You're right that it's incredibly tough to buy a team in the first place…
I intentionally cutoff the full quote so this doesn’t get way too long to read
The Numbers Don’t Lie
• MLB posted $12.1 billion in revenue in 2024, up 10% from 2023. Player salaries have barely kept pace.
• Revenue sharing already sends ~$110M+ per team from pooled local revenue. That’s not “no support” for smaller markets.
• The Tigers were not drowning. Forbes showed a $29M loss in 2022, then a $17M profit in 2023 with $306M in revenue — reflecting a rebound, not a revenue crisis
No Cap Required—Revenue Sharing Already Exists
• MLB already forces redistribution. If a cap would suddenly inspire teams to spend, why hasn’t that happened with guaranteed revenue sharing?

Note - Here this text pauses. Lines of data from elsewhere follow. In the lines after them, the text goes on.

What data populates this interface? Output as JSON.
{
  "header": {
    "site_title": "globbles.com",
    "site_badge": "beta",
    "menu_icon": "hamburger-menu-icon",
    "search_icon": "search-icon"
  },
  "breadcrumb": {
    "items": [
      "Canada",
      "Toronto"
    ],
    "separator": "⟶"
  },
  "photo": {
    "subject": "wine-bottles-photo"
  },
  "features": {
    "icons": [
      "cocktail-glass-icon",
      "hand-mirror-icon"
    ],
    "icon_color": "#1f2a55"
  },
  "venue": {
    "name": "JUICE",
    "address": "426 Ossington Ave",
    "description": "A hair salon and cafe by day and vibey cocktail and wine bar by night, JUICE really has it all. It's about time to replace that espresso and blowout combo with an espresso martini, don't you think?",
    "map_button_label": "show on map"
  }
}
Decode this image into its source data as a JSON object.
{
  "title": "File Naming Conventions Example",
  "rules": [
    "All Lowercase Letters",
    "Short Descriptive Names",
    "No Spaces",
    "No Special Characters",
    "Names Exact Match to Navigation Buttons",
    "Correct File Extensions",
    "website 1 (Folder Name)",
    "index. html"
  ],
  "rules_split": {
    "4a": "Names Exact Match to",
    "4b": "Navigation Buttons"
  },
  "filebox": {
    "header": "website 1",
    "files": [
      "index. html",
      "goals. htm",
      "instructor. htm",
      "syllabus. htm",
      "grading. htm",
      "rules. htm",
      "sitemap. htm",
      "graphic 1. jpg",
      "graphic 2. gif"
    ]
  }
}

• Detroit’s issues weren’t about paying players— it was about poor ownership decisions. The moment they started competing again, revenue followed. The return to black shows the safety net exists.
Rich Owners Still Reap the Rewards
• The Dodgers and Yankees pull in $200M+ annually from RSN deals. Even after sharing, they can bankroll other teams’ entire payrolls.
• Meanwhile, team values are skyrocketing—many franchises are worth $1–5 billion. This isn’t about operating profit. It’s about building assets. These franchises appreciate in value year after year—like CNBC’s 2024 numbers pegging franchise values in the $1‑5 billion range. They’re not playing for operating profit—they’re building sizable assets. Any “loss” is used as a tax loophole in their overall business ventures.
Cap Would Cement Owner Control—Not Fix Spending
• A cap limits what players can earn. If Detroit only wants to spend $90M, they’ll keep doing that whether the Dodgers are capped or not.
• Worse, a cap gives big-market teams a ceiling they’d never approach, while still allowing them to outspend via signing bonuses and perks.
• If we want parity, start with a hard floor, not a ceiling that protects billionaires from their own bad decisions.
This boils down to one point really, and this is what is pissing off the players, issue remains no enforcement of minimum spend. Owners should be forced to invest, not shielded by a cap.
Add in, there is a huge trap in all of this that needs to be determined (and would probably be the death of the negotiations) - current contracts are all fully guaranteed and absolutely CANNOT be cancelled - federal law in regards to a CBA.